Re “The abuses of enchantment” by Bob Grimm (SN&R Film, December 15):

I am writing to express my dissatisfaction with SN&R’s review of the film The Chronicles of Narnia: The Lion, the Witch and the Wardrobe. I disagree with several claims that you made about this movie.

First of all, I found the performances of the children to be very convincing. Their accents and innocent expressions transformed me to England in earlier years. I found [Tilda] Swinton to be the ultimate representation of evil in her role as the White Witch. She was kind to Edmund in the first scene that she appeared in, but that was only so she could earn Edmund’s trust, which she betrayed later. This represents the premeditated planning of a truly evil person.

In addition to the performances, you were very critical of the locations used for this film; you said the scenery “lack[ed] enchantment.” I personally found the scenery in this film not only absolutely breathtaking, but it appeared just as it was described in the book.

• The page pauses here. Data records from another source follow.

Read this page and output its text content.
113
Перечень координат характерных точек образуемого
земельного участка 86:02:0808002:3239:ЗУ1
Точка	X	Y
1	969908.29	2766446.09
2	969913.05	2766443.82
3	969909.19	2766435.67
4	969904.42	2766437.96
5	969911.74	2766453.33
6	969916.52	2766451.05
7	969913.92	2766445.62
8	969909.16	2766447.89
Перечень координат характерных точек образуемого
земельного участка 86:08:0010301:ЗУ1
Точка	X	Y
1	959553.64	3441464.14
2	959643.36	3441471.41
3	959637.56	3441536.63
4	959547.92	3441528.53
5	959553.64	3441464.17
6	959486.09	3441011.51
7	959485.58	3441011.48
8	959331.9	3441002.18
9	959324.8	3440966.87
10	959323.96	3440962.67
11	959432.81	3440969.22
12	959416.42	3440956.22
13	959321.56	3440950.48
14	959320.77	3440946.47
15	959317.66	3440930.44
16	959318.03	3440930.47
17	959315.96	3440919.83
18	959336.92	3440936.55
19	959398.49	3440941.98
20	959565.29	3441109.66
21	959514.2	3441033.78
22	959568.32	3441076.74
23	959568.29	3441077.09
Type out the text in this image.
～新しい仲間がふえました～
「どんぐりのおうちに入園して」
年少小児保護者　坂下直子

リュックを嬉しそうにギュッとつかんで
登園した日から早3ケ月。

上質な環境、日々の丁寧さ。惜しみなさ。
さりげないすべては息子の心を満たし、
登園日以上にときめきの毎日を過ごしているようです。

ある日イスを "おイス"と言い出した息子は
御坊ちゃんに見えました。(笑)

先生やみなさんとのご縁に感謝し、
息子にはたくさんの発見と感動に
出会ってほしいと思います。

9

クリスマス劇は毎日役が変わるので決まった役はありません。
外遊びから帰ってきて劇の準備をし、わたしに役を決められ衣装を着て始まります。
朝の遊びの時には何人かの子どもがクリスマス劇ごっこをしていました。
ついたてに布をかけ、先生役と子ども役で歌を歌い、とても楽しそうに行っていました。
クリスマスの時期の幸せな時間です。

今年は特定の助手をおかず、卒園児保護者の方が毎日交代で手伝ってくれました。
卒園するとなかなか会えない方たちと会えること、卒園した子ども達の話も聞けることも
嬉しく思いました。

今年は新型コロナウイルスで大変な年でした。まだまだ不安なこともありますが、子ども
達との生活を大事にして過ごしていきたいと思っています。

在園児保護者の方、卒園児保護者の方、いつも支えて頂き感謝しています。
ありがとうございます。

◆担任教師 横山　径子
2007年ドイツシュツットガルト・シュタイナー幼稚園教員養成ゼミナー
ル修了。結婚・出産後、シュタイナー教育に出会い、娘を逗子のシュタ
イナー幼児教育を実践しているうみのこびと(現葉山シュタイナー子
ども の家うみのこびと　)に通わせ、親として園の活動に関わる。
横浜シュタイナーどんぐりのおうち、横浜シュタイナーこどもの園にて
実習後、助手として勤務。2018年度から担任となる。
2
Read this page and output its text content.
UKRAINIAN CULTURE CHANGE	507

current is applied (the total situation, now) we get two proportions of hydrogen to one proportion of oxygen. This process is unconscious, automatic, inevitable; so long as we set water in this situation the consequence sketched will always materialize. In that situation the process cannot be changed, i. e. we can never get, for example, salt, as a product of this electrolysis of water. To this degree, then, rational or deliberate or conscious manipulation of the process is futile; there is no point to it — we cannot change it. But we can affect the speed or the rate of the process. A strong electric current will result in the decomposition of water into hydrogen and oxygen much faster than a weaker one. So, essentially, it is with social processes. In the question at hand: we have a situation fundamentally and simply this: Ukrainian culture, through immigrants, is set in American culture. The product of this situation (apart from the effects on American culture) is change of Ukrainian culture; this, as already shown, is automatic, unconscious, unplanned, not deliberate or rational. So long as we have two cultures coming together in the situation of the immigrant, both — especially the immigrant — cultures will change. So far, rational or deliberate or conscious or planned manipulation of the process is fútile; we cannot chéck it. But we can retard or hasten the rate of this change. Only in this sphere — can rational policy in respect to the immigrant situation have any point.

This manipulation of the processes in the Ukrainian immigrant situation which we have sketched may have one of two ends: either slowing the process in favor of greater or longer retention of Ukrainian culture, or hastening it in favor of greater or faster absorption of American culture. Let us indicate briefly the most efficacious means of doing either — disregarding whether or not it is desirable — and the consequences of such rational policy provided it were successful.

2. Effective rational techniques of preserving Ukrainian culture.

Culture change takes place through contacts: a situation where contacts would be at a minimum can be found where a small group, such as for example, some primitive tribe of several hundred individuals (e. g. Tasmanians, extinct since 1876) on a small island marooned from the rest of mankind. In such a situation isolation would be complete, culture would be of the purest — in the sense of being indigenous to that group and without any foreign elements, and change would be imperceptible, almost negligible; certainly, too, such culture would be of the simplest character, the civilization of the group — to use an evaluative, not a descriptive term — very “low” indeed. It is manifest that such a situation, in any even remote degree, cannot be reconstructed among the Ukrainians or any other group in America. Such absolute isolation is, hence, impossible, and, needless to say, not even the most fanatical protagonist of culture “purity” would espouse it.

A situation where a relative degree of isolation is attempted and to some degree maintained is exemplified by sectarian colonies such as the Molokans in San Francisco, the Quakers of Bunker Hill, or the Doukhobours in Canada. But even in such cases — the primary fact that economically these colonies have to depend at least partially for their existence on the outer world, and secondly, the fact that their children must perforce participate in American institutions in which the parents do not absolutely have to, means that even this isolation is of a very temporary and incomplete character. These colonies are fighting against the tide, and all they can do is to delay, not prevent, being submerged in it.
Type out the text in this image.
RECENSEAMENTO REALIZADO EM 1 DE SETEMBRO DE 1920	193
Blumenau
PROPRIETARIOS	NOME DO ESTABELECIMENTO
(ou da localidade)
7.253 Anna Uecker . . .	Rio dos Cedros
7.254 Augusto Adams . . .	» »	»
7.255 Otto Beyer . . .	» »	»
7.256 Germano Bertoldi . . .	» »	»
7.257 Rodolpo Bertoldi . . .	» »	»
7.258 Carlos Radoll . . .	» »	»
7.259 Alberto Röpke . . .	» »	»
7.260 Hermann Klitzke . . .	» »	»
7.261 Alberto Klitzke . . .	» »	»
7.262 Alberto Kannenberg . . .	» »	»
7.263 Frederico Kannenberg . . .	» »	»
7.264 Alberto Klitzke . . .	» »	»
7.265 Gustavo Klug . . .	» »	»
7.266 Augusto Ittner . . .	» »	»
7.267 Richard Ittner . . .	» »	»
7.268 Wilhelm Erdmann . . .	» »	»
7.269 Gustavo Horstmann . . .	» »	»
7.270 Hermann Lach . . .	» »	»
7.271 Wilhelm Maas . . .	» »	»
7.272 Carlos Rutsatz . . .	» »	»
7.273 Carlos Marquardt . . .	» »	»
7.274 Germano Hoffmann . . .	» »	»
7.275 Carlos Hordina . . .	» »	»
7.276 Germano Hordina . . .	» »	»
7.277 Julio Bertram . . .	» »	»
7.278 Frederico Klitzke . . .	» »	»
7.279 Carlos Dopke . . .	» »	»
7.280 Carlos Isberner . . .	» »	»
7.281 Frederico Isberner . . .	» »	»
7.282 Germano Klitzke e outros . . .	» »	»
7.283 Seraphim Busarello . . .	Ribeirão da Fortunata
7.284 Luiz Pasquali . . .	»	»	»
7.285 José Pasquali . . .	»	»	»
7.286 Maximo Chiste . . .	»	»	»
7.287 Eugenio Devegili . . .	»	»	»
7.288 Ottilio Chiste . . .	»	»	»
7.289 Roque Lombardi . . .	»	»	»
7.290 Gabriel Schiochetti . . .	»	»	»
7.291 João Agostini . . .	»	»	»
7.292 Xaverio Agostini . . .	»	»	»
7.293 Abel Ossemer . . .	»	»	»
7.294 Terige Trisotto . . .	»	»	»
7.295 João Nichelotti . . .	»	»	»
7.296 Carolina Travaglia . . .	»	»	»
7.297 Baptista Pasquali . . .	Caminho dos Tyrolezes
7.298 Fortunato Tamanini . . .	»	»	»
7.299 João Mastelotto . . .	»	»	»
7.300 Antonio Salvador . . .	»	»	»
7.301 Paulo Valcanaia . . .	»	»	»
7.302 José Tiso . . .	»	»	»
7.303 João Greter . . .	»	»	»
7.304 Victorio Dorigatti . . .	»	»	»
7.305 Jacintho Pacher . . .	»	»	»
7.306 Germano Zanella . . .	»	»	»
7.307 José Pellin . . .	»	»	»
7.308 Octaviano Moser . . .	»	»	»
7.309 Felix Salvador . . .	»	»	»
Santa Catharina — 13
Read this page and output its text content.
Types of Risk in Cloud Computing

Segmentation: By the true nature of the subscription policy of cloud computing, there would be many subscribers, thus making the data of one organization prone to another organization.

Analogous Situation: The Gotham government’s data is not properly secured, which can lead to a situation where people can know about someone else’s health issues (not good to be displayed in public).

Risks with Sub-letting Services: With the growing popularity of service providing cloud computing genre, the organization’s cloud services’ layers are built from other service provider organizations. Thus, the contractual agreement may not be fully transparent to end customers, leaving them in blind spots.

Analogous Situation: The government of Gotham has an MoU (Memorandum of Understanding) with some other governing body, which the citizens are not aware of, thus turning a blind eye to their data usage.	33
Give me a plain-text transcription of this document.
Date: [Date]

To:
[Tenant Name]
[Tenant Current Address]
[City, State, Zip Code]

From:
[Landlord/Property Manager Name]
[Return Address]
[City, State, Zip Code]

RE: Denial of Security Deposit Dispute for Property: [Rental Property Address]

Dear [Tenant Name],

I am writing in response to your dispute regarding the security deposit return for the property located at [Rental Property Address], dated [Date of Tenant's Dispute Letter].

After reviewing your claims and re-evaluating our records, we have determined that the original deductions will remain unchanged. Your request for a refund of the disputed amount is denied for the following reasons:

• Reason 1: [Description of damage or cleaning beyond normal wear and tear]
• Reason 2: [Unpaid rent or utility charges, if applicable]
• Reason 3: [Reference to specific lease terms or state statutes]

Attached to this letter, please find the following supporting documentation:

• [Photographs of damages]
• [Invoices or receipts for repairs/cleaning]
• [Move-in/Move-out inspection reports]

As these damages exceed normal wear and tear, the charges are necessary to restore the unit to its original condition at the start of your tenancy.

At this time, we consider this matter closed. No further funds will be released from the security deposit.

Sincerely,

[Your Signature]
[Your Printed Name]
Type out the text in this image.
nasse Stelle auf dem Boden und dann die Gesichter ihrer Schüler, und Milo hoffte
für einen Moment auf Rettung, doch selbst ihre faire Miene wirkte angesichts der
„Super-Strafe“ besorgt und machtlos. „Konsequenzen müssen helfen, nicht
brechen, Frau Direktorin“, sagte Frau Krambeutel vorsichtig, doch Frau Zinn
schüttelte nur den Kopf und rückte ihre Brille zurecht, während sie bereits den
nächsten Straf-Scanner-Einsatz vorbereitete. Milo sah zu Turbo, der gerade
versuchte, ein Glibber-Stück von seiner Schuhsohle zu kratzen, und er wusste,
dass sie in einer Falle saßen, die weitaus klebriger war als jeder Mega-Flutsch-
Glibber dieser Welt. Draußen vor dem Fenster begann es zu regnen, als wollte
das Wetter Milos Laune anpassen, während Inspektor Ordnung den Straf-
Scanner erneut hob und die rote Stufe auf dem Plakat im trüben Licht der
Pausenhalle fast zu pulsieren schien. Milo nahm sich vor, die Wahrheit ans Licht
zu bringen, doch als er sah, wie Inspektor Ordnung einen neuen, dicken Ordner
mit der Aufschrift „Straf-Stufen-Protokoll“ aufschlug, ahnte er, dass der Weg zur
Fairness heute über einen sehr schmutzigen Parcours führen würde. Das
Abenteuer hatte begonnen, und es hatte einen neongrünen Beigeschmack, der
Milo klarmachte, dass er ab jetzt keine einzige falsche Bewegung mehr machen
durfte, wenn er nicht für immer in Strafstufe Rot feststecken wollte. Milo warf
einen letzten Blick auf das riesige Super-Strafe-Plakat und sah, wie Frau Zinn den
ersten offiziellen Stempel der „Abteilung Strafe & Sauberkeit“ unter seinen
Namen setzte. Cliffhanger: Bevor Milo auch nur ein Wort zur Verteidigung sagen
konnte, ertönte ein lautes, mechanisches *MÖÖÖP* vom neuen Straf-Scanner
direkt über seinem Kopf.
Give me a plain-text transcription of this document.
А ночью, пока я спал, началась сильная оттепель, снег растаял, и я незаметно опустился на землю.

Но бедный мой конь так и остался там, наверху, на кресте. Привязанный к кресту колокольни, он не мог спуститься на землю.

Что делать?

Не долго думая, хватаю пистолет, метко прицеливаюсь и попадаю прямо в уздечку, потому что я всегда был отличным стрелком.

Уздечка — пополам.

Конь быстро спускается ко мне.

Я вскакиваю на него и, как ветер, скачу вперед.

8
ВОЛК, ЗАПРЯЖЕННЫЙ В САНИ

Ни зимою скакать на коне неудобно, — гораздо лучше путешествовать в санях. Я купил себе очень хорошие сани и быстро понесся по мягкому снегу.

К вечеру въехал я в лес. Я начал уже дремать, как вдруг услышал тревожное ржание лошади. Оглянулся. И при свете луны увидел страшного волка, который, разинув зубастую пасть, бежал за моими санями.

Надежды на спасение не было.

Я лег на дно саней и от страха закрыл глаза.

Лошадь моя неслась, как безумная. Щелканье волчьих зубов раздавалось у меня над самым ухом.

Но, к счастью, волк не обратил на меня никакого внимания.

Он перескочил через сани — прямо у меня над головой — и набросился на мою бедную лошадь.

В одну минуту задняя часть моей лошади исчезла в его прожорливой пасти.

I feel that Bob Grimm was not a good candidate to review this film or others of its type because he identifies his bias toward it. In the fourth paragraph of his review, he wrote, “Because I read the books and didn’t like them all that much when I was a kid, my chances of truly enjoying this movie are somewhat diminished.”

The readers of SN&R really deserve an unbiased writer who isn’t already going to have a negative judgment of a storyline even before he actually views the film. I find it a shame that he can’t find his way past a bias that he developed as a child and approach every aspect of his job with an open mind and a positive attitude.

Bill Sammons
via e-mail

Yahdatatata! So there!

Re “Homegrown hip-hop” by Jonathan Kiefer (SN&R Music, December 15):

KNOZ-LP 96.5 FM has been playing nothing but Northern California hip-hop, rap and R&B since the first day it aired. The 916 Leak on The Bomb is just a sample of what KNOZ plays all day long.

I feel that 103.5 The Bomb should dedicate more than one hour a week to local up-and-coming artists. 96.5 does not “leak”; it floods the place!

Some of the songs played on The 916 Leak have already been played on 96.5, where they constantly play the “real deal.” The listeners get tired of hearing the same S#&! over and over again, so let 103.5 know that they are not the first ones playing Northern California local hip-hop, rap and R&B music.

I represent 96.5 KNOZ all day everyday! Yahdatatata!

Watonya Beasley
via e-mail


Re “Sprawl and roadkill” (SN&R Guest comment, December 15):

The name of the author of this Guest comment, “Sprawl and roadkill,” was misspelled. The author’s name is Krista Baca. This has been corrected on the Web site.